The Nautilus Diner was about 20 miles from Maisie’s retirement home, far enough that she and Daisy wouldn’t run into people they knew. Old people, Maisie had realized, were the worst gossips. The retirement home functioned just like high school had, with its residents retreating into almost teenage-like states, forming various clicks and lunch groups, with rumors still spreading about who was going steady with whom and who’d winked at whom during afternoon water aerobics class at the community pool.

Maisie enjoyed the long, predictable, early-morning drive to the diner in her 2002 beige Buick. It was definitely an old person-mobile, her grandkids always told her she should trade it in for an Audi. It was grandiose and spacious, unnecessary for a little old lady like herself, but it reminded her of the days when all cars were gigantic, elegant driving machines, when her children were still children rolling around in the roomy backseat before seatbelt laws were enforced, and when she hadn’t a single gray hair.

Maisie was driving along at a steady 35 miles per hour, but in these parts of retirementville, Florida, it was almost considered on par with drag-racing. She kept eyeing out for any radars or cops, seeing as the local police took no pity on the elderly drivers. They were known to give out tickets to the old folks for a mere mile over the speed limit. It was extortion. She didn’t want any trouble that day – she and Daisy hadn’t been able to meet the week before because of the annual Boca Grande BINGO tournament, and she missed her Daisy.
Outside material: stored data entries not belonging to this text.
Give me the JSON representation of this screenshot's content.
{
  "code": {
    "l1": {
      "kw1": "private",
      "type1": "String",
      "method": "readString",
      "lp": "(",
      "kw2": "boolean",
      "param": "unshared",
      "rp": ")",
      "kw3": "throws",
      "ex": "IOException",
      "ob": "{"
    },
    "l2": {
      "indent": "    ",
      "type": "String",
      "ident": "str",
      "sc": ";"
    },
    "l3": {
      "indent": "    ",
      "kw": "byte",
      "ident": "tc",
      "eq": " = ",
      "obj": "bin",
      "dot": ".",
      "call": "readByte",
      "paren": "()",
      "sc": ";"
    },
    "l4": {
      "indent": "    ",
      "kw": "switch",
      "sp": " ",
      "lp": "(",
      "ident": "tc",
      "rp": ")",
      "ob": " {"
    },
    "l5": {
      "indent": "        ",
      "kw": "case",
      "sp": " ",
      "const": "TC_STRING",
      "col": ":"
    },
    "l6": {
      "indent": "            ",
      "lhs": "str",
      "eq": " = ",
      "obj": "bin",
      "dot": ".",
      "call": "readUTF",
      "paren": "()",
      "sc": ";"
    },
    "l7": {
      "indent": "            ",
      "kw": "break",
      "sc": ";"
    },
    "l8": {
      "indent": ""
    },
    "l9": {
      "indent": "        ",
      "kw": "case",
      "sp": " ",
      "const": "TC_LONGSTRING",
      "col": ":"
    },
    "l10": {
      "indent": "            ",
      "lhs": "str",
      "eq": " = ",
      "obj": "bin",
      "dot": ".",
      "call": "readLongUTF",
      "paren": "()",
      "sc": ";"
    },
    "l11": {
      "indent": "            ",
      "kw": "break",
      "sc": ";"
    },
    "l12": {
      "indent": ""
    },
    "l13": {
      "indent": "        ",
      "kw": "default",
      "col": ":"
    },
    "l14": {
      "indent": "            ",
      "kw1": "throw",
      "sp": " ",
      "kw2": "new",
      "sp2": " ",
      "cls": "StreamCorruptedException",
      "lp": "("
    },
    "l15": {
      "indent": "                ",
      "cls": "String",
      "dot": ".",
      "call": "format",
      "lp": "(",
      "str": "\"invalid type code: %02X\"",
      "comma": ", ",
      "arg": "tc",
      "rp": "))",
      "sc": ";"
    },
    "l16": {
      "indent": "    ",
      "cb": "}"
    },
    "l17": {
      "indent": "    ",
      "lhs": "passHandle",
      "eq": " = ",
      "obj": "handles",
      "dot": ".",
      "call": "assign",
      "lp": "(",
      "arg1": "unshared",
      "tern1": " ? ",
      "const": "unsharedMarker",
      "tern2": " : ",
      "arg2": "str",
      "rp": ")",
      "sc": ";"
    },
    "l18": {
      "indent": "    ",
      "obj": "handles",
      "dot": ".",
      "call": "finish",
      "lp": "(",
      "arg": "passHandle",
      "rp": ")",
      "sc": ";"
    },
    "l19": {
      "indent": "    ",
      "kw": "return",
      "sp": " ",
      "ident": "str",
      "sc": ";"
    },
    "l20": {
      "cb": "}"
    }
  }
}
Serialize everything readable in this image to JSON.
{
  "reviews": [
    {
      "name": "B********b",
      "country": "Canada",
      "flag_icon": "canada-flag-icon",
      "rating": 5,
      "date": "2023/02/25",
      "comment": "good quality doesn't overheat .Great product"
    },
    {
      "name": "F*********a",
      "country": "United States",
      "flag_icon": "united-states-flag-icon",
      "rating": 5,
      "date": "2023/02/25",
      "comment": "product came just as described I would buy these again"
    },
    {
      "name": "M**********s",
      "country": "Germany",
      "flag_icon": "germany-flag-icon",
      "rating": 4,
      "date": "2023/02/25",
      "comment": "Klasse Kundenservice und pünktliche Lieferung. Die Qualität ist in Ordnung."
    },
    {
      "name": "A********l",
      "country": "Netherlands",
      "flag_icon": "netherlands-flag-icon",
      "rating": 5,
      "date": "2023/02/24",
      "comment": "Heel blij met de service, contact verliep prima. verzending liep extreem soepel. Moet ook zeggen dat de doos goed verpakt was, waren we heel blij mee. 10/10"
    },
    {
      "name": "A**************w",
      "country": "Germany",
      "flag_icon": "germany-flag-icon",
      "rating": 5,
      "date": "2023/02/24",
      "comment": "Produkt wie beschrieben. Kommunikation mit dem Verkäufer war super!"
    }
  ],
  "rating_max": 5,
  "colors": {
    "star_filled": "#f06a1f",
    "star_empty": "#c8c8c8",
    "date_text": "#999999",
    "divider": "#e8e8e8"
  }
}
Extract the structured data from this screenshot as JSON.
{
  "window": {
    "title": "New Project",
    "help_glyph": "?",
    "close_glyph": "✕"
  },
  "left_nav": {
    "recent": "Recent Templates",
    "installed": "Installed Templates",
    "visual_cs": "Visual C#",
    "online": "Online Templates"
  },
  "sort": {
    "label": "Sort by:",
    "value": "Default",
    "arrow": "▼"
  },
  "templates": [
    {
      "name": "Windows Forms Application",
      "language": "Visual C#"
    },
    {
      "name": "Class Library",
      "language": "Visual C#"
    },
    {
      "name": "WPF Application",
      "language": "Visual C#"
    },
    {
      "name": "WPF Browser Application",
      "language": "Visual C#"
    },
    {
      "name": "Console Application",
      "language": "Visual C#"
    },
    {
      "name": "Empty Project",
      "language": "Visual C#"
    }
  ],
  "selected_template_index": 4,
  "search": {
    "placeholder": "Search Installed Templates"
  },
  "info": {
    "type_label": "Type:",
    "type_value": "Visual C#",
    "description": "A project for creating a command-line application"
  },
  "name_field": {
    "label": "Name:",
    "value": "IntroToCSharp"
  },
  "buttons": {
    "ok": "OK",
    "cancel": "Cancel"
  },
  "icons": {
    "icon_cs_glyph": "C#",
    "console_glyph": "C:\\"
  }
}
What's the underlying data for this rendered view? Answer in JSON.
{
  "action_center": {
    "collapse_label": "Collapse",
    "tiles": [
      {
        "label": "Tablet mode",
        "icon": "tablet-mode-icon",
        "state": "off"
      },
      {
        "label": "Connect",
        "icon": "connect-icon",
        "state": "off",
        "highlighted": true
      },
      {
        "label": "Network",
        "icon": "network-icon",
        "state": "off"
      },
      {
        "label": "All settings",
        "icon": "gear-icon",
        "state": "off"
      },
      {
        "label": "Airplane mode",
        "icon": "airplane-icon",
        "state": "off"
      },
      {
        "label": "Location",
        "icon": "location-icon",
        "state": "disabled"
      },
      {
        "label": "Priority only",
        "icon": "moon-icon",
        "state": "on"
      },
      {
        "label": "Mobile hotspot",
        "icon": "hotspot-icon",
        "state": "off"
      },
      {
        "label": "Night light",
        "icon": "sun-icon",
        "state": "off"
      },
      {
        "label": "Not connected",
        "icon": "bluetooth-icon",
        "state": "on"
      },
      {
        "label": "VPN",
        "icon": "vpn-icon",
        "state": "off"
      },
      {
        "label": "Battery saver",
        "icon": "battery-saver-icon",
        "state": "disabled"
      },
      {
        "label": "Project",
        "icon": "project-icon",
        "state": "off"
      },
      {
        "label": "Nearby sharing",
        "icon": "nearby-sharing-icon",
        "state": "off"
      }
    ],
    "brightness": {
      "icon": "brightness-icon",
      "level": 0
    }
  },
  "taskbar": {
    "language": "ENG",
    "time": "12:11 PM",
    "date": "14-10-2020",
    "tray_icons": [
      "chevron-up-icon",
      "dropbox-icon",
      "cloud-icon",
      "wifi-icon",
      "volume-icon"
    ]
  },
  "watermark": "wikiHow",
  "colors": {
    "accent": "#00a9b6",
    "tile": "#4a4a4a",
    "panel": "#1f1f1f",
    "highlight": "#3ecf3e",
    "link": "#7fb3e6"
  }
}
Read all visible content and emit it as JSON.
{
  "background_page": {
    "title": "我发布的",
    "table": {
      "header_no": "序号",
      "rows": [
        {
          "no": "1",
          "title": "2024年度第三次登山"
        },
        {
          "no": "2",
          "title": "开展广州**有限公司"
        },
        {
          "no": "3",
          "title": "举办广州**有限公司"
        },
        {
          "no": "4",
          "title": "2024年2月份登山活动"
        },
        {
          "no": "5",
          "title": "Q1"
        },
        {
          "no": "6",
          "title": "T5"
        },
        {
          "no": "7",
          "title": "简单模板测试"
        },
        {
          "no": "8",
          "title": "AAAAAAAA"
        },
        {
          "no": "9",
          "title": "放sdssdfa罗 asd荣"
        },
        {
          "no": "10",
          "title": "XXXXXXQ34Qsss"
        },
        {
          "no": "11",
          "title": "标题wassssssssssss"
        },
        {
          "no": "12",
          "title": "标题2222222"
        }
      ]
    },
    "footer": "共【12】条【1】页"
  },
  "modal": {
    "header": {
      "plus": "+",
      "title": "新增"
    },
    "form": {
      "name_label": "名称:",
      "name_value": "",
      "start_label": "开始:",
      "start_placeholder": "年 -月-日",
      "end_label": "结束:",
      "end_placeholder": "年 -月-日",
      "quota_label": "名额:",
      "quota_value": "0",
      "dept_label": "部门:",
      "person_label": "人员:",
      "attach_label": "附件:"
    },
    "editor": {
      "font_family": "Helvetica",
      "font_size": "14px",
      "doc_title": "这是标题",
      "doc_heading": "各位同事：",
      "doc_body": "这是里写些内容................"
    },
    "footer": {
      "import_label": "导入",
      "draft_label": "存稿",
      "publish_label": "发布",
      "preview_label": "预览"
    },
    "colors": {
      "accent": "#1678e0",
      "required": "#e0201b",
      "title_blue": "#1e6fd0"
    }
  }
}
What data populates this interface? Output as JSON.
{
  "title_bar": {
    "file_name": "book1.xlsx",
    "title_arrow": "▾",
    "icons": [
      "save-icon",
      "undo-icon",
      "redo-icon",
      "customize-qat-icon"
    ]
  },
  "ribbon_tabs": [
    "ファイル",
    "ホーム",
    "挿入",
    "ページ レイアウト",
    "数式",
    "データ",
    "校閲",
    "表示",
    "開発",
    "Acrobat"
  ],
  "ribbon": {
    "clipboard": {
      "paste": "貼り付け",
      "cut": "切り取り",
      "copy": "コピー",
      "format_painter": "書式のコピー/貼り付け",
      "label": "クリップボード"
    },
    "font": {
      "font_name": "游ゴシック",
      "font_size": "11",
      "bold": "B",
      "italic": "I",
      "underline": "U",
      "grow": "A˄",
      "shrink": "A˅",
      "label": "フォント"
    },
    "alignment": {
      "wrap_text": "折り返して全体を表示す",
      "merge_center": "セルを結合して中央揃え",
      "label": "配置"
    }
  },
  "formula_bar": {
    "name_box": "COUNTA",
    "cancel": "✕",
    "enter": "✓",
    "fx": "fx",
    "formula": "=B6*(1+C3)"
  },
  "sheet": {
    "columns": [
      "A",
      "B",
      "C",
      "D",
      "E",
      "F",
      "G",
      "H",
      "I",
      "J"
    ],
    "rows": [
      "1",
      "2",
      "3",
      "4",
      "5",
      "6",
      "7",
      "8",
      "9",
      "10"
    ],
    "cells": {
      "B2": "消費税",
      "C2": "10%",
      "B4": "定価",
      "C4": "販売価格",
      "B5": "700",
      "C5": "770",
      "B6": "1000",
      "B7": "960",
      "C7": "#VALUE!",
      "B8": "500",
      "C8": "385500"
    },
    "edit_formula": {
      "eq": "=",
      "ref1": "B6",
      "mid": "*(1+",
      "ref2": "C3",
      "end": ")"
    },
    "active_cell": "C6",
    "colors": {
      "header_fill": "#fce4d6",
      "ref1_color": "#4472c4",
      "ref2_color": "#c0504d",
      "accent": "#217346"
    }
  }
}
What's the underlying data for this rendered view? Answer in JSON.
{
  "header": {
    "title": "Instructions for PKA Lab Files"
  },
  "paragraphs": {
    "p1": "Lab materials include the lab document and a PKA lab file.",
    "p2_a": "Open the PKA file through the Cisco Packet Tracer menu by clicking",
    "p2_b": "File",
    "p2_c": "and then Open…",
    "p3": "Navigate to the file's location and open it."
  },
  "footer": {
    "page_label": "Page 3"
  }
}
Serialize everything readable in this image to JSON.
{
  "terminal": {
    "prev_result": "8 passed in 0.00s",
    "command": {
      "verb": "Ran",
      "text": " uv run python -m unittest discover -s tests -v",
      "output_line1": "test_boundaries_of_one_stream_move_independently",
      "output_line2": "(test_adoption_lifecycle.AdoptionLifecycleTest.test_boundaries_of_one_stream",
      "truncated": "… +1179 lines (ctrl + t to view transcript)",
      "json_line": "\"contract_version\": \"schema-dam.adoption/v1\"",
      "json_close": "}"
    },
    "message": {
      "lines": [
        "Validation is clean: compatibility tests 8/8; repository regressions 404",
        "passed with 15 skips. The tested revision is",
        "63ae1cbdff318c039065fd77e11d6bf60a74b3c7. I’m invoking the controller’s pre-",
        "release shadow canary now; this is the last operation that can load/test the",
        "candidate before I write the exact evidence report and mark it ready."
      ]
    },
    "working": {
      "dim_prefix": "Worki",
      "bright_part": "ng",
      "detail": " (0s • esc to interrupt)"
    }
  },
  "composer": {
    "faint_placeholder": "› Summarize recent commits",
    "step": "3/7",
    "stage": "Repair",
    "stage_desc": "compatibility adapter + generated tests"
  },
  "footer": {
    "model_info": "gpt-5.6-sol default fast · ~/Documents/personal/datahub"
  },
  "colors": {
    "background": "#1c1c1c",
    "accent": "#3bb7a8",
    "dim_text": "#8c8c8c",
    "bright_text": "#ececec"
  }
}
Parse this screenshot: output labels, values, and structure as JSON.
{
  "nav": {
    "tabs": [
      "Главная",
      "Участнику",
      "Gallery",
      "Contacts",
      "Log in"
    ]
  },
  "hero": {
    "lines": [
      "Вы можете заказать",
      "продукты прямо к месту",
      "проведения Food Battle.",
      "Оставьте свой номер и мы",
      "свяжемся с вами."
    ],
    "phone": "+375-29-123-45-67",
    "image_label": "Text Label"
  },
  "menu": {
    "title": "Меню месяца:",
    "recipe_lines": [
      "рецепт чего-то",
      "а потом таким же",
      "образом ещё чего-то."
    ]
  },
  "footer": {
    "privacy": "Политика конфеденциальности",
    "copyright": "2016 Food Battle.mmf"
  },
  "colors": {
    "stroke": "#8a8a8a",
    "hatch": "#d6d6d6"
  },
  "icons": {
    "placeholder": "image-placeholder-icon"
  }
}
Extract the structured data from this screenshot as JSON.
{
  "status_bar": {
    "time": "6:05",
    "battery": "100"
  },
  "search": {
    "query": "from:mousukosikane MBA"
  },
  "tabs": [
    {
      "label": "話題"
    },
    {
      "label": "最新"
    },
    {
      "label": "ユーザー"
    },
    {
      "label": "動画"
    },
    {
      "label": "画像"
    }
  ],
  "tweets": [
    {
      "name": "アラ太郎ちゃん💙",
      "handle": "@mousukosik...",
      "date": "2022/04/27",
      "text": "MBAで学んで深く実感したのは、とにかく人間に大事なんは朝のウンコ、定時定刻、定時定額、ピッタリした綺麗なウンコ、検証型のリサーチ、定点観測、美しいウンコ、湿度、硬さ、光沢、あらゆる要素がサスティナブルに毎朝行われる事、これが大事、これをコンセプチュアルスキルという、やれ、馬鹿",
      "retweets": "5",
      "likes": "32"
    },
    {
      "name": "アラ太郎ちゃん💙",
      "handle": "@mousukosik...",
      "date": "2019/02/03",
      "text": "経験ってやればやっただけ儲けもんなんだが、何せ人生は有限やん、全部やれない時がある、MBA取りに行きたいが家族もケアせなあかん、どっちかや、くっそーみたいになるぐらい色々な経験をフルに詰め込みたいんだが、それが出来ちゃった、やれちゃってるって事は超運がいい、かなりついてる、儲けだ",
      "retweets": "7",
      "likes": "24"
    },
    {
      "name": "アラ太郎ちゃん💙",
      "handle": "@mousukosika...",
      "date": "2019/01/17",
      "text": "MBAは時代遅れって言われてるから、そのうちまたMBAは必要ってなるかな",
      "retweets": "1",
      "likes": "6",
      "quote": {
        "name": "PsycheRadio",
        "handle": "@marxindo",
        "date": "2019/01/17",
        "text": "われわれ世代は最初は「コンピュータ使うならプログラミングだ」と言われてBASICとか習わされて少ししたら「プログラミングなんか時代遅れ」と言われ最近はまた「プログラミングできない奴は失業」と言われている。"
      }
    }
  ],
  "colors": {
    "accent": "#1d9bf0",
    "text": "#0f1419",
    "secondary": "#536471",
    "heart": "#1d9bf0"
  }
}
Maisie sped down the long, smooth, stick-straight road typical of south Florida, pushing her foot ever so gently on and off the accelerator, her eyes squinting through her thick-rimmed glasses ahead. And then out of the bush, an alligator darted out onto the road from nowhere. And Maisie’s big old Buick was headed right towards it.

Prompt 4: Deviant workplace behavior

Joann had been an employee of Hasburger Paper Industries for 33 years. As executive secretary, she’d sat behind the front office desk for all those decades, years, days, from 9am til 5pm, save her 21 vacation days per year. Joan always took her full vacation, treated herself, even though lots of her co-workers didn’t. Typical New York workaholics. In her tenure she’d seen all sorts of employees come and go, the dramatic exits of those “let go”, the lunch-time trysts, the jittery first days of the recent grads who still looked uncomfortable trading in the college sweatshirt for a suit and button down.

But management had changed and Joann knew she was going to be pushed out. She couldn’t use the computers like these new young office assistants, with their fancy spreadsheets and Google search prowess. When Joann had started out they still had her on the typewriter. She was not happy about her job loss looming in the distance – While she’d never really needed a job (the massive trust fund Joann’s grandfather, a shoelace tycoon, had left her cancelled out any real need for gainful employment), she had always liked the routine and responsibility of a job. No husband, no kids, not even a cat, just Joann. Work got her out of the house and always had. Thirty-three years she’d put in and management would one of these days kick her to the curb, her desk packed neatly up into a cardboard box.

Her revenge had begun as petty. Taking printer paper home, a few paper clips. Then she’d gone for the coffee filters in the breakroom, and then to the bags of gourmet coffee itself. She knew how much the office spent on all the supplies, she’d done the bookkeeping herself after all. They spent $35,000 a year caffeinating all the employees. Who’ll really notice if a bag or two is missing? But her pilfering habit had begun to intensify. The week prior she’d taken home $500 worth of toner, three boxes of ink cartridges, a 5-pound hole puncher with the brawn to punch through 200 pages at a time. Joann neither drank coffee nor had ever purchased a computer for herself, let alone a printer. The unused office supplies began to amass untouched on her dining room table.

Prompt 5: Snow Day

Principal Sanders looked at his clock. It was 4am. He flicked on the TV for the weather report. There was already three feet of snow and it wasn’t about to let up. He felt around on his bedside table in the dark til he found his telephone, and called Beatrice, the school secretary, to let her know that school would have to be cancelled. She would call the parent representatives, who would spend the pre-dawn period calling all the parents of the school to tell them to keep their kids at home that day.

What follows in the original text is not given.